I got off to a rocky start yesterday, but I did hit my daily wordcount goal of 1800 words.
That’s because I know a technique that really helps build momentum in any situation. You may have heard of it:
Pomodoro Technique
Invented in the 1980s by a university student called Francesco Cirillo who was overwhelmed with his studies, the Pomodoro Technique is super simple.
- Set a timer for 25 minutes (I do 20)
- Write until the timer bell rings
- Take a five minute break
- Repeat.
This is how I write my first drafts. Twenty minute writing sprints. And yes I do stop mid-sentence when the timer goes off. In fact, I love to stop mid-sentence.
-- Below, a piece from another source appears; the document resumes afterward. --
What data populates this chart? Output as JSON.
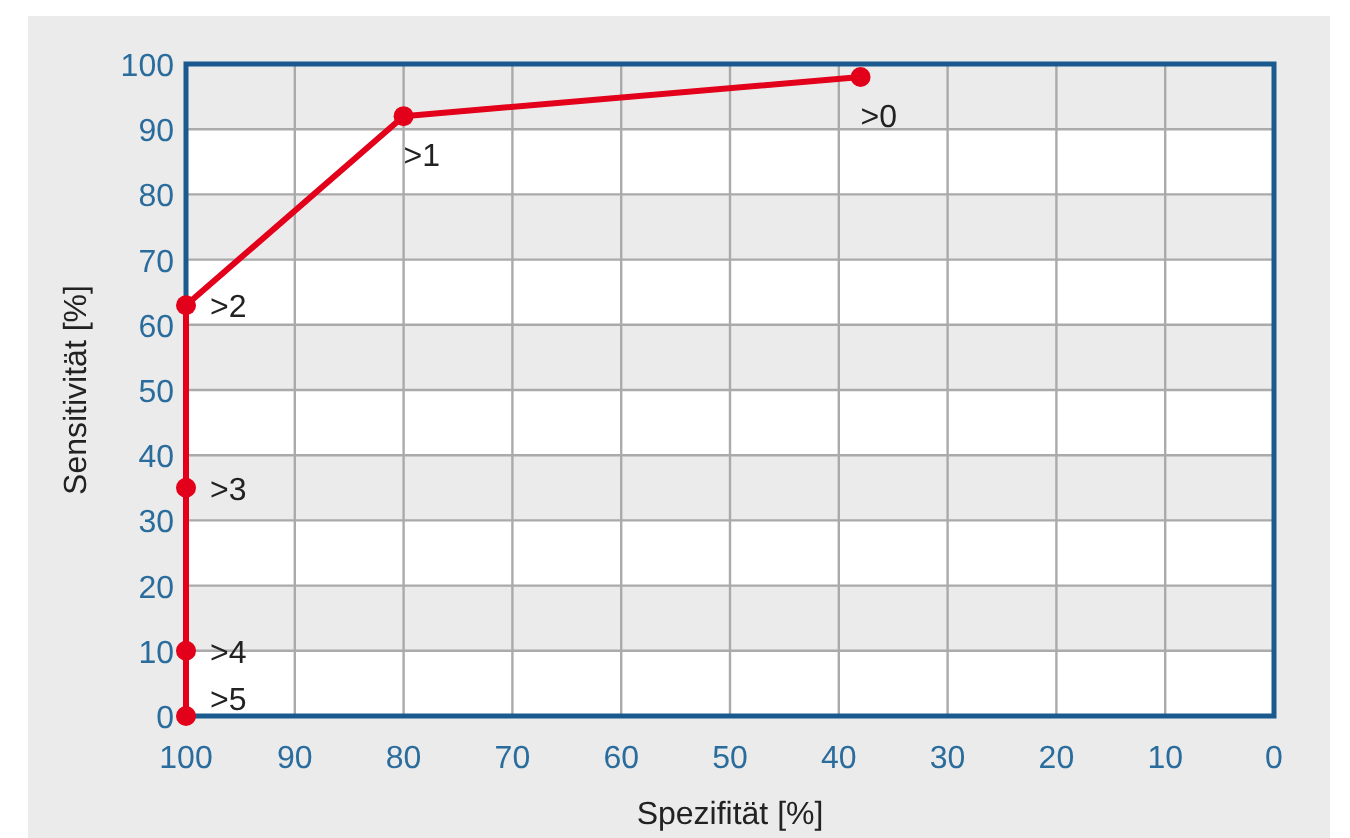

Makes starting the next sprint even easier because there’s a thought already in progress.
I add one more step: After each sprint of writing, I record the wordcount for the session. I’m currently using a spreadsheet for this, but I’ve filled up little notebooks with hand-written tallies as well.
Why does the Pomodoro Technique work?
It gives my brain assurance that it doesn’t have to stay in creative mode indefinitely. Creative work can sometimes be very exhausting. Especially if I’m thinking too much.
When the timer is counting down, there’s a very light pressure to make the sprint count. I just have to write something or my wordcount will be super low. It may sound silly, but it workds. And the less thinking you allow, the better. I’ll talk about that more tomorrow, because for some that statement will be confusing.
Doing Pomodoros tells you what your pace is. This helps budget how much time is needed to hit the daily goal. Over the past few weeks I’m average 640 words per 20 minute session. That means I need to do about three of them to hit my 1800 word goal.
Some days that average is much less, especially at the start of a new project.
So give it a try.
It will teach you to write forward. It will keep you from wasting time trying to perfect each paragraph before you move to the next. You don’t need to perfect each scene before you write the next. You need to write the next scene and the next.
Get momentum going.
Writing is mindset. The timer is a constraint that will focus you on the getting words down. Sometimes you need to blow out some gunk before the good stuff comes. Twenty minutes on, five minutes rest. Twenty minutes on, five minutes rest.
Don’t write nonsense. This isn’t freewriting or free association. If you need to pause for a few seconds that’s fine. But if it’s much longer than that, just write the next sentence. Doesn’t matter if you don’t know where it’s going. Doesn’t matter if you like it. Just stop thinking so much and write what happens next.
Trust your subconcious. It knows story.